“Fathers, do not provoke your children to anger [do not exasperate them to the point of resentment with demands that are trivial or unreasonable or humiliating or abusive; nor by showing favoritism or indifference to any of them], but bring them up [tenderly, with lovingkindness] in the discipline and instruction of the Lord.” – Ephesians 6:4 (Amplified Bible)
“My dad is better than your dad!” Little boys often compare dads. They want to be proud of their dad, and, by proving dad is great, without realizing it, they may be hoping that people may think they, themselves, are great. They are trying to get self value by proving the great value of dad! They want a super dad—a real hero!
With every dad, there will be times when he doesn’t measure up to the expectations of his children, and yes, his wife as well. At these times, it takes more than physical strength to please the family. It takes spiritual strength. Having the spiritual strength is, in many ways, more difficult than having the physical strength to take a stand when not feeling liked or appreciated.

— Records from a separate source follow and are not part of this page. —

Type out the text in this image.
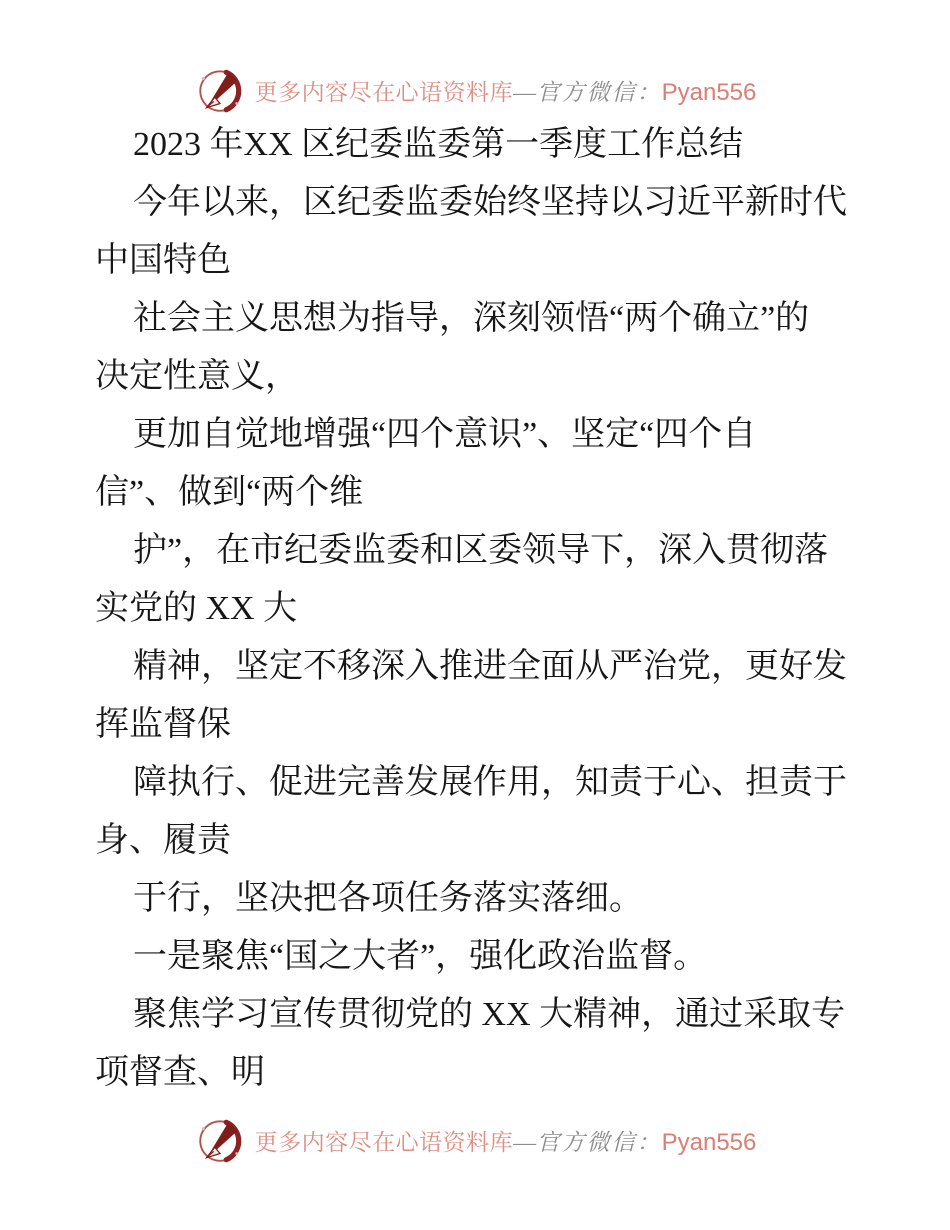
更多内容尽在心语资料库—官方微信：Pyan556
2023 年XX 区纪委监委第一季度工作总结
今年以来，区纪委监委始终坚持以习近平新时代
中国特色
社会主义思想为指导，深刻领悟“两个确立”的
决定性意义，
更加自觉地增强“四个意识”、坚定“四个自
信”、做到“两个维
护”，在市纪委监委和区委领导下，深入贯彻落
实党的 XX 大
精神，坚定不移深入推进全面从严治党，更好发
挥监督保
障执行、促进完善发展作用，知责于心、担责于
身、履责
于行，坚决把各项任务落实落细。
一是聚焦“国之大者”，强化政治监督。
聚焦学习宣传贯彻党的 XX 大精神，通过采取专
项督查、明
更多内容尽在心语资料库—官方微信：Pyan556
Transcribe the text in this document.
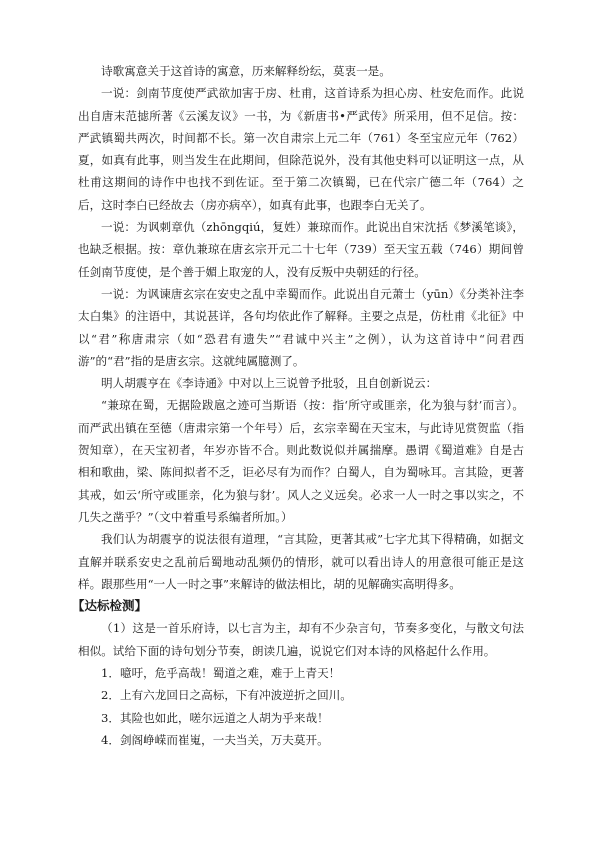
诗歌寓意关于这首诗的寓意，历来解释纷纭，莫衷一是。

一说：剑南节度使严武欲加害于房、杜甫，这首诗系为担心房、杜安危而作。此说出自唐末范摅所著《云溪友议》一书，为《新唐书•严武传》所采用，但不足信。按：严武镇蜀共两次，时间都不长。第一次自肃宗上元二年（761）冬至宝应元年（762）夏，如真有此事，则当发生在此期间，但除范说外，没有其他史料可以证明这一点，从杜甫这期间的诗作中也找不到佐证。至于第二次镇蜀，已在代宗广德二年（764）之后，这时李白已经故去（房亦病卒），如真有此事，也跟李白无关了。

一说：为讽刺章仇（zhōngqiú，复姓）兼琼而作。此说出自宋沈括《梦溪笔谈》，也缺乏根据。按：章仇兼琼在唐玄宗开元二十七年（739）至天宝五载（746）期间曾任剑南节度使，是个善于媚上取宠的人，没有反叛中央朝廷的行径。

一说：为讽谏唐玄宗在安史之乱中幸蜀而作。此说出自元萧士（yūn）《分类补注李太白集》的注语中，其说甚详，各句均依此作了解释。主要之点是，仿杜甫《北征》中以“君”称唐肃宗（如“恐君有遗失”“君诚中兴主”之例），认为这首诗中“问君西游”的“君”指的是唐玄宗。这就纯属臆测了。

明人胡震亨在《李诗通》中对以上三说曾予批驳，且自创新说云：

“兼琼在蜀，无据险跋扈之迹可当斯语（按：指‘所守或匪亲，化为狼与豺’而言）。而严武出镇在至德（唐肃宗第一个年号）后，玄宗幸蜀在天宝末，与此诗见赏贺监（指贺知章），在天宝初者，年岁亦皆不合。则此数说似并属揣摩。愚谓《蜀道难》自是古相和歌曲，梁、陈间拟者不乏，讵必尽有为而作？白蜀人，自为蜀咏耳。言其险，更著其戒，如云‘所守或匪亲，化为狼与豺’。风人之义远矣。必求一人一时之事以实之，不几失之凿乎？”（文中着重号系编者所加。）

我们认为胡震亨的说法很有道理，“言其险，更著其戒”七字尤其下得精确，如据文直解并联系安史之乱前后蜀地动乱频仍的情形，就可以看出诗人的用意很可能正是这样。跟那些用“一人一时之事”来解诗的做法相比，胡的见解确实高明得多。

【达标检测】

（1）这是一首乐府诗，以七言为主，却有不少杂言句，节奏多变化，与散文句法相似。试给下面的诗句划分节奏，朗读几遍，说说它们对本诗的风格起什么作用。

1．噫吁，危乎高哉！蜀道之难，难于上青天！

2．上有六龙回日之高标，下有冲波逆折之回川。

3．其险也如此，嗟尔远道之人胡为乎来哉！

4．剑阁峥嵘而崔嵬，一夫当关，万夫莫开。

What do kids really want from a dad? They want a dad to be proud of, someone who knows the answers to their problems, and someone to be there when needed. They may want dad to be serious and funny at the same time. Yes, they like to play with dad, but they also want dad to know when to stop playing and be understanding. They want dad to be nice to mom and not hurt her in any way.
Children seem to have an uncanny sense of fairness. In many cases, they sense what is right and what is wrong. When dad makes a mistake—and he will—he needs to “fess” up. if he goes further and points out why it was a mistake, it becomes a good teaching opportunity.
Is it possible that many dads are afraid to be disciplinarians? They may be afraid the children, or their mother, may not like his methods. It seems that some dads shy away from discipling and leave it up to mom. The Bible makes it very clear that dad should be the head of the household. There will probably be times when dad has to talk a little sternly to mom as well. Is it possible that God made women to be soft and men to be firm? As we raised our own four children, I recall many times when I felt that their dad was being too hard on them only to find out later that he was right and I was wrong. This was not always the case. We both made plenty of mistakes. However, it does seem to be harder for moms to be firm when it is needed. Could that be one of the reasons children of single moms often grow up with problems?
The only true super dads there will be in this world are those found in the mind and eyes of their children. It will be done by following God’s Word. It is certainly worth the effort!